“Hi, I’m Mable and I am a cleanoholic.”
That’s right people, I’m addicted to cleaning. It’s a sad, sad fact that I enjoy tidying cupboards, scrubbing toilets, doing the laundry.
Today I had a free day. So, I started writing what we need for the week’s grocery. I rummaged through the freezer and then organized it back neatly into categories. Frozen berries to the right-hand corner. Frozen peas, bottom centre shelf. Then I looked into the pantry and started organizing E.V.E.R.Y.T.H.I.N.G. Pasta sauce. Baking ingredients. Canned soups. And then I vaccummed. The shelves.
Oh. My. Gawd. I’m turning into Momzilla. And I don’t even have kids.
Do you know how awful it is to realize this? I had shivers down my spine. I wouldn’t blame you if you did either.
G’s mom admitted that she wasn’t the domesticated type. G’s little sister, Miss B., said when she was a kid, her friends had to go home to clean their rooms. She thought it was very strange because she was never told to clean hers. It was only when she was older she realized it was because her mom never bothered with her own room. It wasn’t dirty. It was
just an organized mess.
O.K. when I first heard that, I kinda cringed. Actually, even felt a tinge envious. But I also see that G’s home is filled with love. You walk in outta there and you feel loved. You’re allowed to be happy and you’re allowed to have faults. You’re allowed to be naughty once in a while. And you’re definitely allowed to make mistakes. His family home is the exact opposite of how I grew up. I mean, my parents are great but it was also very strict. Don’t talk back. Don’t speak when the adults are speaking. Girls don‘t do this. Boys don‘t do that. Don’t. Don’t. Don’t.
At’s G’s home, I’ve learned that it was ok to be a little messy. It’s ok to be a little bit bad. It’s actually really ok to be you. (It’s also definitely VERY ok to eat chocolates whenever you absolutely want to!)
I think it’s because it’s ok to be imperfect, there is so much more room for Love.
G.’s brother and sister are grounded, well-mannered, wonderful, sensible and practical people. I’m not saying this just because I’m marrying the guy. I’m saying this because I genuinely like them. Many (read: Asian) people would think that having grown up in a household as such would be disastrous but, on the contrary, I think it’s been a success.
So, instead of vaccumming the whole house down, I’ve allowed myself to have a cup of coffee and express my shocking realization that I am my mom. I think as much as it’s ok for me to be Clean-O-Freak – it’s more important that I accept others for who they are. And on my last note, I’ve also accepted that it is completely, utterly, remarkably okay to allow mess into my life sometimes.

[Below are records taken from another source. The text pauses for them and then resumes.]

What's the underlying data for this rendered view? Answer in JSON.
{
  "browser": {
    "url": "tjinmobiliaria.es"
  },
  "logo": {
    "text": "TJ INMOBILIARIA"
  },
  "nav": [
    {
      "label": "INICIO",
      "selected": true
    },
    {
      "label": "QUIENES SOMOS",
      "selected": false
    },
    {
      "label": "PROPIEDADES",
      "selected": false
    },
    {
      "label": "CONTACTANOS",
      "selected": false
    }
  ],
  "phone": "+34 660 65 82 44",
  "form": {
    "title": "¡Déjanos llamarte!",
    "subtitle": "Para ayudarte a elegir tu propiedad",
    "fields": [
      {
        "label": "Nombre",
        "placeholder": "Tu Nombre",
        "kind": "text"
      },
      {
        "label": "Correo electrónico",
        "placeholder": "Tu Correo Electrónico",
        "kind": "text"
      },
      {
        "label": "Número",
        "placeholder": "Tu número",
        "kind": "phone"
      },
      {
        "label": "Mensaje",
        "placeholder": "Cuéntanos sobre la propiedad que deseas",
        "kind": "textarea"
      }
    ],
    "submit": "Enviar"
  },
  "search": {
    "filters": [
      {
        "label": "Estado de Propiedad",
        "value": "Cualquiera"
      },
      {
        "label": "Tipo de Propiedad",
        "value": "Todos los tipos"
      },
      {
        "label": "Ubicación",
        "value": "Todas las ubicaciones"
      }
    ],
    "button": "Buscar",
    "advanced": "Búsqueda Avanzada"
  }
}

Orange Almond Cake ( serves 6 ) – adapted and modified from Donna Hay
- 3/4 cup caster sugar
- 170g unsalted butter
- 1 tbsp finely grated orange rind
- 1 tbsp orange essence
- 3 eggs
- 1 1/2 tbsp orange juice
- 3/4 cup plain (all-purpose) flour, sifted
- 3/4 tsp baking powder, sifted
- 2/3 cup almond meal
- 1 cup caster sugar, extra
- 1/2 cup orange juice
- 1 tbsp Grand Marnier (orange liquer)
- Preheat oven to 170*C (335*F).
- Place sugar, butter, orange rind and essence in mixing bowl. Beat until light and creamy.
- Add eggs one at a time. Beat in orange juice and beat well.
- Fold through flour, baking powder and almond meal.
- Spoon mixture into a lightly greased cake tin.
- Bake for 45 minutes or until cooked when tested with skewer.
- Cool in the tin for 5 minutes and turn out onto a wire rack.
- Serve with orange syrup and cream.
Place extra sugar, orange juice and liquer into a small saucepan over low heat and stir until sugar dissolved. Bring to the boil and cook for 30 minutes or until thick and syrupy. Set aside and keep warm.